The Cranach blog notes that yesterday was the 30th anniversary of the Lessard v. Schmidt Supreme Court case. Poster Veith links to a sobering article in the Milwaukee Journal Sentinel describing the unanticipated results of the decision. In the case, Cranach summarizes, the Supreme Court ruled that
...mentally handicapped individuals who were not dangerous could not be held against their will in mental hospitals. So those hospitals emptied, then closed, sending untold numbers of mentally handicapped folks onto the street. In many cases, there was no place else for them to go, which was the beginning of our homeless problem.
The original intent was to avoid keeping the mentally handicapped in hospitals against their will, and to transfer the responsibility for helping them over to the broader community... but that seems to have been an overly optimistic goal. From the Journal Sentinel piece:
But when social engineers pushed the idea of closing mental hospitals and delivering health care in the community, they overlooked a critical element: Where would these people live? Who would take care of those who could not take care of themselves?
Cranach wonders if the church should have, or can, help out with this situation, and that's a good question. The piece linked above doesn't go into details about how local churches did or didn't step forward to respond to the challenge--but whatever the response was, it's clear that more needs to be done.
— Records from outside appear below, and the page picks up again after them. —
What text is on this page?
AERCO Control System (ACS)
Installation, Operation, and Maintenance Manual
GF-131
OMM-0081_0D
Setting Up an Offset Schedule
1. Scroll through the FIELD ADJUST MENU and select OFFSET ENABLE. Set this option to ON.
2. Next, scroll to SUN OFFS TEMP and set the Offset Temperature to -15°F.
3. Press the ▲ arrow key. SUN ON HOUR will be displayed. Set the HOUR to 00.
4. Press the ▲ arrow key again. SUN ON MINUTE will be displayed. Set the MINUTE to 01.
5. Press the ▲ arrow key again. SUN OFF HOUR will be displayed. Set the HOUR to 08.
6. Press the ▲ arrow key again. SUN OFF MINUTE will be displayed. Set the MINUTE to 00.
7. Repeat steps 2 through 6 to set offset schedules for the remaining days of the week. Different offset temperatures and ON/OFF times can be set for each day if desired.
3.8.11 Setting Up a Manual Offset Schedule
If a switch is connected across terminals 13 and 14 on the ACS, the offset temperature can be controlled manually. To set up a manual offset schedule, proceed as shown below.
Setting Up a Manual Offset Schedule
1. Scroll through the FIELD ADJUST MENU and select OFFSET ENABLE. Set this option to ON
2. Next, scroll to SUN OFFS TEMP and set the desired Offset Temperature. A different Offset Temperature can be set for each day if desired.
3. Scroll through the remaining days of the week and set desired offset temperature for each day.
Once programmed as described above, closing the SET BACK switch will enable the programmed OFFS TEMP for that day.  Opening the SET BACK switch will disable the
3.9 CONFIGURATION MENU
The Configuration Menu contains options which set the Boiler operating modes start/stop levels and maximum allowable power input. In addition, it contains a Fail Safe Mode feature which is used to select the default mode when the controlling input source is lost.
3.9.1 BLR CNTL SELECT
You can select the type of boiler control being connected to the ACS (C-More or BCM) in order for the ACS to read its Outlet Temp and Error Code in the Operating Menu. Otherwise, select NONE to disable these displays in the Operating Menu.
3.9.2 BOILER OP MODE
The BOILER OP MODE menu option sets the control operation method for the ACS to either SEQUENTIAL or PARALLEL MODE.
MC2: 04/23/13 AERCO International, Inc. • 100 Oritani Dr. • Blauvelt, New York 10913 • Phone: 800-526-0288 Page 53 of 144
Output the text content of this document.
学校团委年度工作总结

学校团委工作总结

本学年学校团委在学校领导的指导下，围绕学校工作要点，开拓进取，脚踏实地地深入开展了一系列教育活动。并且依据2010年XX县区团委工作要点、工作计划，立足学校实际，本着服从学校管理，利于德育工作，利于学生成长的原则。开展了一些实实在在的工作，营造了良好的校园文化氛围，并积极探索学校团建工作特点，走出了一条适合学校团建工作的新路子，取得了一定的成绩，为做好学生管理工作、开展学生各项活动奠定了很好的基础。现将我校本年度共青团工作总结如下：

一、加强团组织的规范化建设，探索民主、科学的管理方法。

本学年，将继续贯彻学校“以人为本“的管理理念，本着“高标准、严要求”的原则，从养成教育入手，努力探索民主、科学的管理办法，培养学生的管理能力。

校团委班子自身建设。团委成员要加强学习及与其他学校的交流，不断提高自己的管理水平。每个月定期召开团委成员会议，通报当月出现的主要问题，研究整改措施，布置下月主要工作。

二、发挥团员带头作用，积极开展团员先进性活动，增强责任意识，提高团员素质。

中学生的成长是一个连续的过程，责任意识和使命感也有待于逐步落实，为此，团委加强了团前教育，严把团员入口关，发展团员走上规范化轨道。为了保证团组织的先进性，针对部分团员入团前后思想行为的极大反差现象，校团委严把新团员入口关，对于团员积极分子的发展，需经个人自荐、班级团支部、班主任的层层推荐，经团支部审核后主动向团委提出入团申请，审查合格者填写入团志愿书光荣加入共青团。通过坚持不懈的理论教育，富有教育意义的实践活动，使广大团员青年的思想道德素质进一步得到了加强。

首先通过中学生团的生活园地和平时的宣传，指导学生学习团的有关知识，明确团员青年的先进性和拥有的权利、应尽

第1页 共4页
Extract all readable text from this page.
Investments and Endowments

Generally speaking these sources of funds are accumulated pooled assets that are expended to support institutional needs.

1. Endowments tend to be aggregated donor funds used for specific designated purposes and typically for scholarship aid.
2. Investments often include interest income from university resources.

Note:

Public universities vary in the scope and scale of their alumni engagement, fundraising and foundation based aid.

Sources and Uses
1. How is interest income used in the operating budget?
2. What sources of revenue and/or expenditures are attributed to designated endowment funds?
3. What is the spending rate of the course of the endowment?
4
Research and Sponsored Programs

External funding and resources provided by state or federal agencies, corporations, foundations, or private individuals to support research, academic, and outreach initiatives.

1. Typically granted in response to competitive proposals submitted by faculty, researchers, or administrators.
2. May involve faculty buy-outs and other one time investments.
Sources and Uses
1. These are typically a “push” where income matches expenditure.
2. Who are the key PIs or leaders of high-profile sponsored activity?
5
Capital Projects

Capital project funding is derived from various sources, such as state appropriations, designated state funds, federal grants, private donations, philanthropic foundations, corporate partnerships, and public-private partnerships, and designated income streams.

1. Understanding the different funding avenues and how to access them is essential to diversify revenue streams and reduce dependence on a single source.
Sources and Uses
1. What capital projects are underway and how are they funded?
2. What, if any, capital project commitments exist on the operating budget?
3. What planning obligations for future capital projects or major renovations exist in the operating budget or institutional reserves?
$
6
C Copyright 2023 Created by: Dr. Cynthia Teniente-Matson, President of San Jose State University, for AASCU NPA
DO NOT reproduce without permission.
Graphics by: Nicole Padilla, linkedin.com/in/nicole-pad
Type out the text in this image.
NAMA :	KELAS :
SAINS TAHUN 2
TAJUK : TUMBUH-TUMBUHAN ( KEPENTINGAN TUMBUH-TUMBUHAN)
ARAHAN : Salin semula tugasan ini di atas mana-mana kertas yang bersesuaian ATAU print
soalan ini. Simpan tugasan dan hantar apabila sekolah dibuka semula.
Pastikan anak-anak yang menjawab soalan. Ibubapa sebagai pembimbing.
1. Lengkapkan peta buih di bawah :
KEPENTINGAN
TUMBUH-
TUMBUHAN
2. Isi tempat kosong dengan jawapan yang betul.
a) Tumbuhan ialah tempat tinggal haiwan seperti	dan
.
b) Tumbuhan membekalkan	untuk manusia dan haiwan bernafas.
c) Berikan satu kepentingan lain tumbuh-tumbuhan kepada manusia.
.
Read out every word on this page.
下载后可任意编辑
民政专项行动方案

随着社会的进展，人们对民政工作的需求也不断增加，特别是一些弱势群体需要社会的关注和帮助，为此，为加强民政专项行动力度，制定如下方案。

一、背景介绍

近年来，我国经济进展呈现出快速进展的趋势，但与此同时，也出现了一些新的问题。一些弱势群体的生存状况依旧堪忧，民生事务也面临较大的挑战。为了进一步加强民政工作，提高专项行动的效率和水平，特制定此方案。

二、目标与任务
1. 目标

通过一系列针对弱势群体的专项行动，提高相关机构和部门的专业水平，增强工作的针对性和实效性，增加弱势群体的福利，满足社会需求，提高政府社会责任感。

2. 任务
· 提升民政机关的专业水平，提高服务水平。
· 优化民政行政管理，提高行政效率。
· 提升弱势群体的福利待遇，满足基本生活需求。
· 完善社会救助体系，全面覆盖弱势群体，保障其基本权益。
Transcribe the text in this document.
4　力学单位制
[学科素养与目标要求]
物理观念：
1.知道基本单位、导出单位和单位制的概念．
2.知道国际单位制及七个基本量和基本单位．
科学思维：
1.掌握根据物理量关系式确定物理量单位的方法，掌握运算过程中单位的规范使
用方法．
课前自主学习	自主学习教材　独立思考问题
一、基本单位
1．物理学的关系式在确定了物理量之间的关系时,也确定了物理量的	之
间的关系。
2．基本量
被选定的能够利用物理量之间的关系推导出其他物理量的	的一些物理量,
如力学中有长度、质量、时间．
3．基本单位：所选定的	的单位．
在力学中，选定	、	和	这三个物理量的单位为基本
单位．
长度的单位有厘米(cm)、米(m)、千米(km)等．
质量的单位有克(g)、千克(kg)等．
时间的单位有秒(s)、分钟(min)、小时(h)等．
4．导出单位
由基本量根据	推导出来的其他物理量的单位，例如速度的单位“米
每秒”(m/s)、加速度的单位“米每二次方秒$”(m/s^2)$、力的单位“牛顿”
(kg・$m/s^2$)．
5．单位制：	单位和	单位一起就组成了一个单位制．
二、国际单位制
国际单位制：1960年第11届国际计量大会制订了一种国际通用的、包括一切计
The church seems like a natural candidate to help out, but I'm guessing that our current societal nervousness about church-and-state relations makes the situation more complex than it seems at first glance.
What about your church? Has your church been around long enough to witness the Lessard v. Schmidt case and its results, if any, on your community over the last three decades? Is there anything specific that local church can do to help, or has the problem become too severe for churches and private citizens to deal with?